Identification of Promising Biofilm Inhibitory and Cytotoxic Quinazolin-4-one Derivatives: Synthesis, Evaluation, Molecular Docking and ADMET Studies

Abstract

A library of 2,3-dihydroquinazolin-4(1H)-one derivatives (5 a-k) were synthesized in good yield by using 1-Ethyl-3-Methylimidazolium hydrogen sulphate (10 mol %) as a catalyst and were evaluated for their anti-biofilm, antimicrobial and cytotoxicity potential. Among the synthesized compounds, 2-(4-(1H-1,2,4-triazol-1-yl)phenyl)-2,3-dihydroquinazolin-4(1H)-one (5d) and 2,3-dihydro-2-(2,4,6-trimethoxyphenyl) quinazolin-4(1H)-one (5j) displayed better anti-biofilm activity than fluconazole (IC 50 = 40 μM) with IC 50 values less than 30 μM. Compound 5d also appeared to be fungicidal against C. Albicans having MIC=33.5 μg/ml comparable with standard fluconazole (50 μg/ml). All the synthesized compounds were also evaluated for cytotoxic activity by using MTT assay against HeLa, A-549 and MDA-MB-231 cell lines. The compound 5d was found to be more potent against MDA-MB-231 and A549 cell lines (IC 50 = 11 ± 2 μM and 34±8 μM respectively) than 5-fluorouracil (IC 50 = 19 ± 3 μM and 51 ± 5 μM respectively).
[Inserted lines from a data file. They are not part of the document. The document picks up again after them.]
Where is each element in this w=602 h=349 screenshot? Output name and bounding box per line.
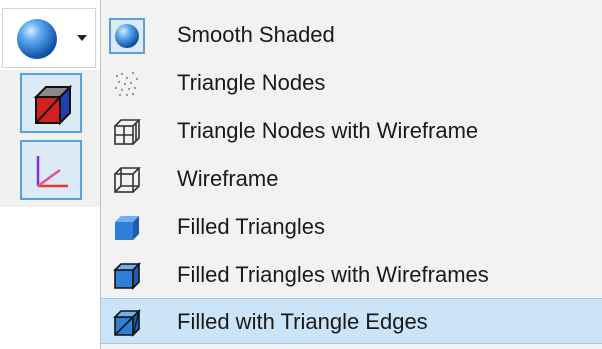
- menu-item-label: Smooth Shaded: [177, 22, 335, 47]
- menu-item-filled-triangles[interactable]: Filled Triangles: [101, 204, 602, 250]
- menu-item-wireframe[interactable]: Wireframe: [101, 156, 602, 202]
- menu-item-icon: [109, 114, 145, 150]
- menu-item-label: Triangle Nodes: [177, 70, 326, 95]
- view-cube-button[interactable]: [20, 73, 82, 133]
- menu-item-label: Triangle Nodes with Wireframe: [177, 118, 479, 143]
- cube-color-icon: [33, 84, 73, 126]
- filled-edges-cube-icon: [113, 309, 141, 337]
- menu-item-label: Filled with Triangle Edges: [177, 309, 428, 334]
- render-mode-menu: Smooth Shaded Triangle Nodes Triangle No…: [100, 0, 602, 349]
- axes-button[interactable]: [20, 140, 82, 200]
- menu-item-icon: [109, 18, 145, 54]
- point-cloud-icon: [114, 71, 139, 97]
- render-mode-split-button[interactable]: [2, 8, 96, 68]
- render-mode-ui: Smooth Shaded Triangle Nodes Triangle No…: [0, 0, 602, 349]
- menu-item-triangle-nodes[interactable]: Triangle Nodes: [101, 60, 602, 106]
- menu-item-label: Filled Triangles: [177, 214, 325, 239]
- shaded-sphere-icon: [17, 19, 57, 59]
- tool-strip: [0, 70, 100, 207]
- left-toolbar: [0, 0, 100, 349]
- menu-item-label: Wireframe: [177, 166, 279, 191]
- nodes-wireframe-cube-icon: [114, 119, 141, 145]
- filled-cube-icon: [115, 216, 139, 240]
- menu-item-smooth-shaded[interactable]: Smooth Shaded: [101, 12, 602, 58]
- filled-wireframe-cube-icon: [113, 262, 141, 290]
- menu-item-icon: [109, 210, 145, 246]
- menu-item-icon: [109, 162, 145, 198]
- menu-item-icon: [109, 258, 145, 294]
- menu-item-icon: [109, 305, 145, 341]
- chevron-down-icon[interactable]: [77, 35, 87, 41]
- menu-item-filled-triangle-edges[interactable]: Filled with Triangle Edges: [101, 298, 602, 344]
- menu-item-triangle-nodes-wireframe[interactable]: Triangle Nodes with Wireframe: [101, 108, 602, 154]
- menu-item-label: Filled Triangles with Wireframes: [177, 262, 489, 287]
- wireframe-cube-icon: [114, 167, 141, 193]
- axes-icon: [36, 156, 68, 188]
- shaded-sphere-icon: [109, 18, 145, 54]
- menu-item-filled-triangles-wireframes[interactable]: Filled Triangles with Wireframes: [101, 252, 602, 298]
- menu-item-icon: [109, 66, 145, 102]
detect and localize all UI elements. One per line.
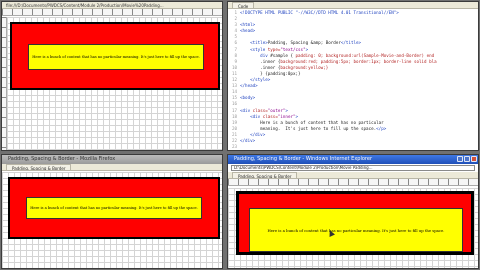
code-line-text: <!DOCTYPE HTML PUBLIC "-//W3C//DTD HTML …: [240, 10, 399, 15]
firefox-tab-bar: Padding, Spacing & Border: [2, 164, 222, 171]
outer-div-preview[interactable]: Here is a bunch of content that has no p…: [10, 22, 220, 90]
code-line-text: </head>: [240, 83, 258, 89]
code-line-text: </div>: [240, 137, 256, 143]
code-line-text: </div>: [250, 131, 266, 137]
design-view-title: file:///D:/Documents/PWDCS/Content/Modul…: [6, 3, 164, 8]
horizontal-ruler: [2, 9, 222, 16]
line-number: 24: [228, 150, 237, 151]
code-line-text: meaning. It's just here to fill up the s…: [260, 125, 387, 131]
firefox-tab[interactable]: Padding, Spacing & Border: [6, 164, 72, 170]
firefox-content-text: Here is a bunch of content that has no p…: [30, 206, 198, 210]
minimize-icon[interactable]: [457, 156, 463, 162]
code-line-text: <head>: [240, 28, 256, 34]
code-line[interactable]: 24</body>: [228, 150, 478, 151]
code-line-text: .inner {background:yellow;}: [260, 64, 329, 70]
ie-address: D:\Documents\PWDCS\Content\Module 2\Prod…: [234, 165, 373, 170]
inner-div-preview[interactable]: Here is a bunch of content that has no p…: [28, 44, 204, 70]
design-view-window[interactable]: file:///D:/Documents/PWDCS/Content/Modul…: [1, 1, 223, 151]
inner-div-ie[interactable]: Here is a bunch of content that has no p…: [249, 208, 463, 252]
inner-div-firefox[interactable]: Here is a bunch of content that has no p…: [26, 197, 202, 219]
inner-content-text: Here is a bunch of content that has no p…: [32, 55, 200, 59]
code-line-text: </style>: [250, 77, 271, 83]
code-line-text: Here is a bunch of content that has no p…: [260, 119, 384, 125]
firefox-window[interactable]: Padding, Spacing & Border - Mozilla Fire…: [1, 154, 223, 269]
ie-tab-bar: Padding, Spacing & Border: [228, 172, 478, 179]
code-line-text: <style type="text/css">: [250, 46, 309, 52]
ie-content-text: Here is a bunch of content that has no p…: [267, 227, 445, 233]
code-line-text: div #sample { padding: 0; background:url…: [260, 52, 435, 58]
ie-window[interactable]: Padding, Spacing & Border - Windows Inte…: [227, 154, 479, 269]
ie-horizontal-ruler: [228, 179, 478, 186]
code-line-text: } {padding:0px;}: [260, 70, 301, 76]
tab-code[interactable]: Code: [232, 2, 255, 8]
ie-title-bar[interactable]: Padding, Spacing & Border - Windows Inte…: [228, 155, 478, 164]
code-line-text: <div class="inner">: [250, 113, 299, 119]
outer-div-firefox[interactable]: Here is a bunch of content that has no p…: [8, 177, 220, 239]
ie-address-bar[interactable]: D:\Documents\PWDCS\Content\Module 2\Prod…: [231, 165, 475, 171]
ie-window-controls: [457, 156, 477, 162]
code-line-text: <title>Padding, Spacing &amp; Border</ti…: [250, 40, 362, 46]
code-line-text: <html>: [240, 22, 256, 28]
code-editor-window[interactable]: Code 1 <!DOCTYPE HTML PUBLIC "-//W3C//DTD…: [227, 1, 479, 151]
code-line-text: </body>: [240, 150, 258, 151]
code-line-text: <body>: [240, 95, 256, 101]
design-view-address-bar[interactable]: file:///D:/Documents/PWDCS/Content/Modul…: [2, 2, 222, 9]
code-text-area[interactable]: 1 <!DOCTYPE HTML PUBLIC "-//W3C//DTD HTML…: [228, 10, 478, 150]
screen: file:///D:/Documents/PWDCS/Content/Modul…: [0, 0, 480, 270]
maximize-icon[interactable]: [464, 156, 470, 162]
code-line-text: .inner {background:red; padding:5px; bor…: [260, 58, 437, 64]
outer-div-ie[interactable]: Here is a bunch of content that has no p…: [236, 191, 474, 255]
close-icon[interactable]: [471, 156, 477, 162]
code-line-text: <div class="outer">: [240, 107, 288, 113]
code-editor-toolbar: Code: [228, 2, 478, 9]
firefox-title-bar[interactable]: Padding, Spacing & Border - Mozilla Fire…: [2, 155, 222, 164]
firefox-title: Padding, Spacing & Border - Mozilla Fire…: [8, 156, 116, 162]
ie-tab[interactable]: Padding, Spacing & Border: [232, 172, 298, 178]
ie-title: Padding, Spacing & Border - Windows Inte…: [234, 156, 372, 162]
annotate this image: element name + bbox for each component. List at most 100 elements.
The compounds substituted with 6-methyl-4-oxo-4H-chromen-3-yl (5a), biphenyl (5c) and 2-hydroxy-5-bromophenyl (5e) were also found to be more potent against MDA-MB-231 cell lines (IC 50 = 13 ± 3 – 14 ± 4 μM) than 5-fluorouracil. Molecular docking simulations were also carried out using secreted aspartyl protease (SAP5), pepA enzyme of C. albicans for biofilm inhibition and EGFR tyrosine kinase for cyto-toxicity studies. The study reveals that the compounds 5d and 5e can serve as an important lead moiety for biofilm inhibition and cyto-toxicity against MDA-MB-231 and A549 cancer cell-lines indicating their potential in the treatment of tougher fungal infections and breast and lung cancer.